You wouldn't believe how many people have emailed me asking if this item was for sale.

I got it when I was looking for a small LCD on eBay, to use with all my old non-all-in-one Macs. Being purely for hobby/'fritterly interest, I wasn't willing to pay more than $100 - including shipping - for it. After a couple of months I was lucky enough to find this one, which happened also to match the hacked, black G3 "Quadra 700/7100" project I was working on.
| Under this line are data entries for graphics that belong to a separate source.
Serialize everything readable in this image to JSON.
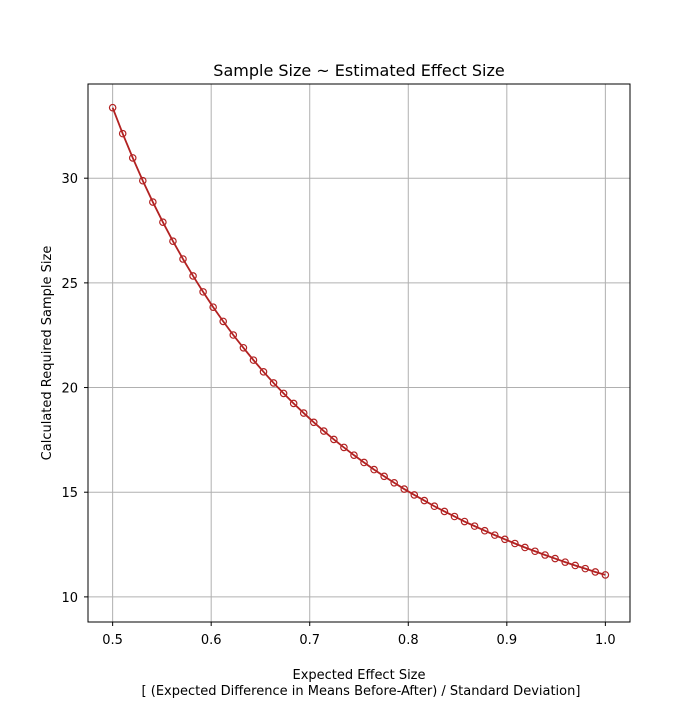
{
  "chart_data": {
    "type": "line",
    "title": "Sample Size ~ Estimated Effect Size",
    "xlabel_line1": "Expected Effect Size",
    "xlabel_line2": "[ (Expected Difference in Means Before-After) / Standard Deviation]",
    "ylabel": "Calculated Required Sample Size",
    "xlim": [
      0.475,
      1.025
    ],
    "ylim": [
      8.8,
      34.5
    ],
    "xticks": [
      0.5,
      0.6,
      0.7,
      0.8,
      0.9,
      1.0
    ],
    "xtick_labels": [
      "0.5",
      "0.6",
      "0.7",
      "0.8",
      "0.9",
      "1.0"
    ],
    "yticks": [
      10,
      15,
      20,
      25,
      30
    ],
    "ytick_labels": [
      "10",
      "15",
      "20",
      "25",
      "30"
    ],
    "grid": true,
    "series": [
      {
        "color": "#b22222",
        "marker": "hollow-circle",
        "x": [
          0.5,
          0.5102,
          0.5204,
          0.5306,
          0.5408,
          0.551,
          0.5612,
          0.5714,
          0.5816,
          0.5918,
          0.602,
          0.6122,
          0.6224,
          0.6327,
          0.6429,
          0.6531,
          0.6633,
          0.6735,
          0.6837,
          0.6939,
          0.7041,
          0.7143,
          0.7245,
          0.7347,
          0.7449,
          0.7551,
          0.7653,
          0.7755,
          0.7857,
          0.7959,
          0.8061,
          0.8163,
          0.8265,
          0.8367,
          0.8469,
          0.8571,
          0.8673,
          0.8776,
          0.8878,
          0.898,
          0.9082,
          0.9184,
          0.9286,
          0.9388,
          0.949,
          0.9592,
          0.9694,
          0.9796,
          0.9898,
          1.0
        ],
        "y": [
          33.37,
          32.13,
          30.97,
          29.88,
          28.86,
          27.9,
          26.99,
          26.14,
          25.33,
          24.57,
          23.84,
          23.16,
          22.51,
          21.9,
          21.31,
          20.75,
          20.22,
          19.72,
          19.24,
          18.78,
          18.34,
          17.92,
          17.52,
          17.14,
          16.77,
          16.42,
          16.08,
          15.76,
          15.45,
          15.15,
          14.87,
          14.6,
          14.33,
          14.08,
          13.84,
          13.6,
          13.38,
          13.16,
          12.95,
          12.75,
          12.55,
          12.36,
          12.18,
          12.0,
          11.83,
          11.66,
          11.5,
          11.35,
          11.19,
          11.05
        ]
      }
    ]
  }
}
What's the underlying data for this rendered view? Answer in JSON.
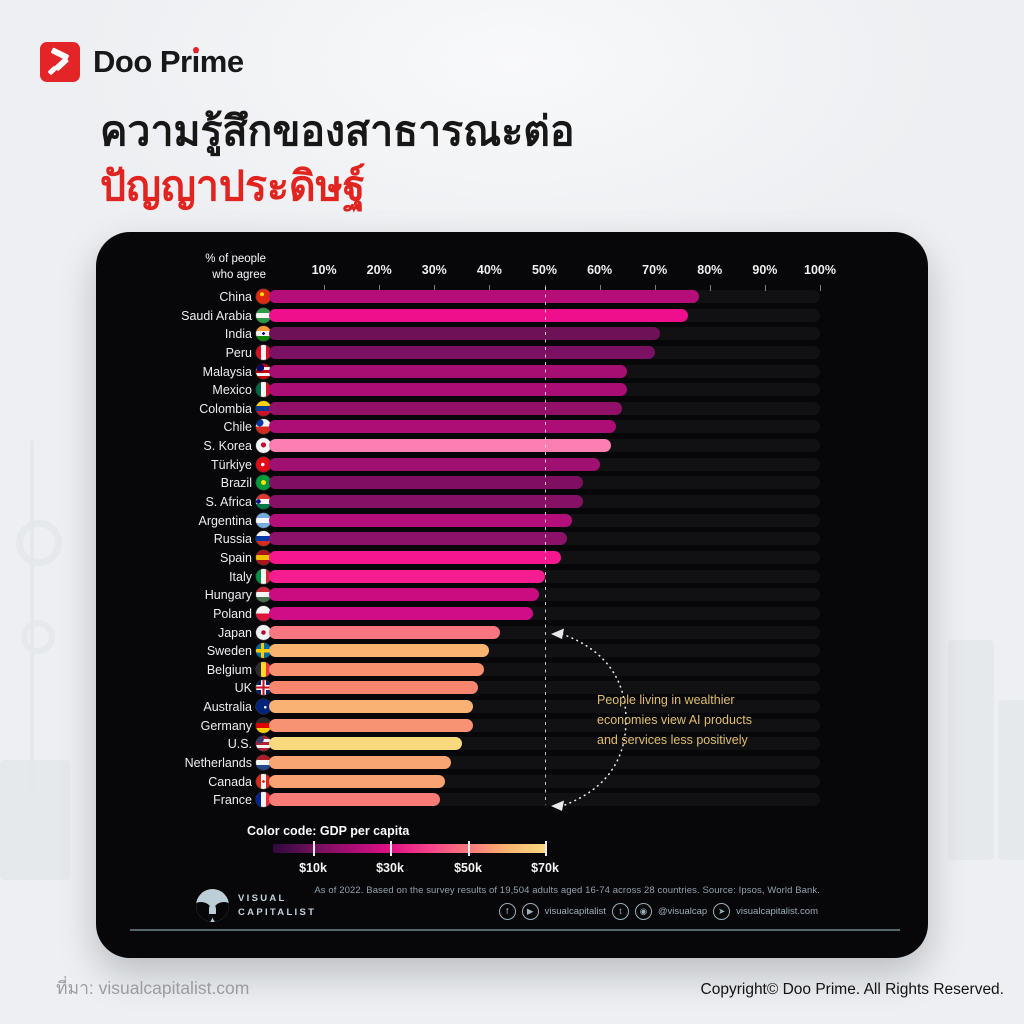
{
  "brand": {
    "name_pre": "Doo Pr",
    "name_i": "i",
    "name_post": "me",
    "accent_color": "#e42527"
  },
  "title": {
    "line1": "ความรู้สึกของสาธารณะต่อ",
    "line2": "ปัญญาประดิษฐ์",
    "line2_color": "#e22420"
  },
  "chart_data": {
    "type": "bar",
    "orientation": "horizontal",
    "axis_header": [
      "% of people",
      "who agree"
    ],
    "x_ticks": [
      "10%",
      "20%",
      "30%",
      "40%",
      "50%",
      "60%",
      "70%",
      "80%",
      "90%",
      "100%"
    ],
    "xlim": [
      0,
      100
    ],
    "reference_line_pct": 50,
    "categories": [
      "China",
      "Saudi Arabia",
      "India",
      "Peru",
      "Malaysia",
      "Mexico",
      "Colombia",
      "Chile",
      "S. Korea",
      "Türkiye",
      "Brazil",
      "S. Africa",
      "Argentina",
      "Russia",
      "Spain",
      "Italy",
      "Hungary",
      "Poland",
      "Japan",
      "Sweden",
      "Belgium",
      "UK",
      "Australia",
      "Germany",
      "U.S.",
      "Netherlands",
      "Canada",
      "France"
    ],
    "values": [
      78,
      76,
      71,
      70,
      65,
      65,
      64,
      63,
      62,
      60,
      57,
      57,
      55,
      54,
      53,
      50,
      49,
      48,
      42,
      40,
      39,
      38,
      37,
      37,
      35,
      33,
      32,
      31
    ],
    "bar_colors": [
      "#b50e78",
      "#ef0f8d",
      "#6f1157",
      "#7c1062",
      "#a60e72",
      "#aa0e74",
      "#921067",
      "#ad0e76",
      "#fc7fb1",
      "#a01070",
      "#7f1061",
      "#851064",
      "#b40e7a",
      "#8c1168",
      "#f6168e",
      "#f51d90",
      "#ca0c80",
      "#d00d86",
      "#f87680",
      "#f9b471",
      "#f6906e",
      "#f8866f",
      "#f9b274",
      "#f79272",
      "#f9d97d",
      "#f9a573",
      "#f9a274",
      "#f87b77"
    ],
    "flags": [
      {
        "t": "s",
        "c": [
          "#de2910"
        ],
        "dot": {
          "c": "#ffde00",
          "p": "40% 35%",
          "r": 14
        }
      },
      {
        "t": "h",
        "c": [
          "#2d9a47",
          "#f5f5f5",
          "#2d9a47"
        ]
      },
      {
        "t": "h",
        "c": [
          "#ff9933",
          "#f5f5f5",
          "#138808"
        ],
        "dot": {
          "c": "#000080",
          "p": "50% 50%",
          "r": 12
        }
      },
      {
        "t": "v",
        "c": [
          "#d91023",
          "#f5f5f5",
          "#d91023"
        ]
      },
      {
        "t": "h",
        "c": [
          "#cc0001",
          "#f5f5f5",
          "#cc0001",
          "#f5f5f5",
          "#cc0001"
        ],
        "dot": {
          "c": "#010066",
          "p": "28% 24%",
          "r": 24
        }
      },
      {
        "t": "v",
        "c": [
          "#006847",
          "#f5f5f5",
          "#ce1126"
        ]
      },
      {
        "t": "h",
        "c": [
          "#fcd116",
          "#003893",
          "#ce1126"
        ]
      },
      {
        "t": "h",
        "c": [
          "#f5f5f5",
          "#d52b1e"
        ],
        "dot": {
          "c": "#0039a6",
          "p": "25% 25%",
          "r": 22
        }
      },
      {
        "t": "s",
        "c": [
          "#f5f5f5"
        ],
        "dot": {
          "c": "#c60c30",
          "p": "50% 46%",
          "r": 22
        }
      },
      {
        "t": "s",
        "c": [
          "#e30a17"
        ],
        "dot": {
          "c": "#ffffff",
          "p": "45% 50%",
          "r": 15
        }
      },
      {
        "t": "s",
        "c": [
          "#009b3a"
        ],
        "dot": {
          "c": "#ffdf00",
          "p": "50% 50%",
          "r": 22
        }
      },
      {
        "t": "h",
        "c": [
          "#de3831",
          "#f5f5f5",
          "#007847"
        ],
        "dot": {
          "c": "#001489",
          "p": "16% 50%",
          "r": 15
        }
      },
      {
        "t": "h",
        "c": [
          "#74acdf",
          "#f5f5f5",
          "#74acdf"
        ]
      },
      {
        "t": "h",
        "c": [
          "#f5f5f5",
          "#0039a6",
          "#d52b1e"
        ]
      },
      {
        "t": "h",
        "c": [
          "#aa151b",
          "#f1bf00",
          "#aa151b"
        ]
      },
      {
        "t": "v",
        "c": [
          "#009246",
          "#f5f5f5",
          "#ce2b37"
        ]
      },
      {
        "t": "h",
        "c": [
          "#ce2939",
          "#f5f5f5",
          "#477050"
        ]
      },
      {
        "t": "h",
        "c": [
          "#f5f5f5",
          "#dc143c"
        ]
      },
      {
        "t": "s",
        "c": [
          "#f2f2f2"
        ],
        "dot": {
          "c": "#bc002d",
          "p": "50% 50%",
          "r": 20
        }
      },
      {
        "t": "cross",
        "bg": "#006aa7",
        "cross": "#fecc00"
      },
      {
        "t": "v",
        "c": [
          "#2b2b2b",
          "#fdda24",
          "#ef3340"
        ]
      },
      {
        "t": "uk",
        "bg": "#012169",
        "outer": "#f5f5f5",
        "inner": "#c8102e"
      },
      {
        "t": "s",
        "c": [
          "#00247d"
        ],
        "dot": {
          "c": "#f5f5f5",
          "p": "62% 55%",
          "r": 10
        }
      },
      {
        "t": "h",
        "c": [
          "#2b2b2b",
          "#dd0000",
          "#ffce00"
        ]
      },
      {
        "t": "h",
        "c": [
          "#b22234",
          "#f5f5f5",
          "#b22234",
          "#f5f5f5",
          "#b22234"
        ],
        "dot": {
          "c": "#3c3b6e",
          "p": "25% 22%",
          "r": 24
        }
      },
      {
        "t": "h",
        "c": [
          "#ae1c28",
          "#f5f5f5",
          "#21468b"
        ]
      },
      {
        "t": "v",
        "c": [
          "#d52b1e",
          "#f5f5f5",
          "#d52b1e"
        ],
        "dot": {
          "c": "#d52b1e",
          "p": "50% 50%",
          "r": 12
        }
      },
      {
        "t": "v",
        "c": [
          "#002395",
          "#f5f5f5",
          "#ed2939"
        ]
      }
    ],
    "annotation": {
      "lines": [
        "People living in wealthier",
        "economies view AI products",
        "and services less positively"
      ],
      "color": "#debd6e"
    },
    "legend": {
      "title": "Color code: GDP per capita",
      "tick_labels": [
        "$10k",
        "$30k",
        "$50k",
        "$70k"
      ],
      "gradient_colors": [
        "#31083f",
        "#6d1059",
        "#a80e74",
        "#e01186",
        "#f64389",
        "#f7797c",
        "#f9b471",
        "#fbd981"
      ]
    },
    "source_note": "As of 2022. Based on the survey results of 19,504 adults aged 16-74 across 28 countries. Source: Ipsos, World Bank.",
    "publisher": {
      "logo_line1": "VISUAL",
      "logo_line2": "CAPITALIST",
      "social_handle_1": "visualcapitalist",
      "social_handle_2": "@visualcap",
      "social_handle_3": "visualcapitalist.com"
    }
  },
  "footer": {
    "attribution": "ที่มา: visualcapitalist.com",
    "copyright": "Copyright© Doo Prime. All Rights Reserved."
  }
}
The only problem is this: the panel's native resolution is 800x600 from what I can tell - but because it's so old and was meant for industrial purposes, its controller only seems to work with low refresh rates. (I called Dolch to ask about this, and they said, stifling a chuckle, that it was so old they no longer have any info on it!)

Like a VGA-hacked Color Classic's screen, it seems to "want" a refresh rate below 60Hz for resolutions above 640x480 (A VGA CC wants 56Hz at 800x600). And I can't find a video card - at least not a NuBus video card for my Q7100 - that will put out a refresh rate that low at 800x600 - so the monitor won't sync except at 640x480 resolution. (And I can't use the Apple HPV or AV card, because with a G3 upgrade and pass-through cable installed, the card rides too high - the Quadra 700 case isn't as high as the 7100 case.)

Other that that, though, it's a whole lot of fun. And it's built like a tank and easy to open up and fiddle with.

In fact, if I ever come across a standard Sharp-compatible VGA LCD controller for less than EarthLCD's $199 price, I'll just swap it for the Dolch monitor's current controller, and I should be good to go. Come to think of it, I could also swap in a newer Sharp 10.4" LCD panel, which would improve brightness, contrast and response time a bit.

But all that said, this little monitor is a heck of a lot of fun, and with a cheap Mac-VGA adapter it happily works at 640x480 with any multisync-compatible Mac, meaning I can take my old, heavy 13" and 14" "testbed" CRT monitors and dump them.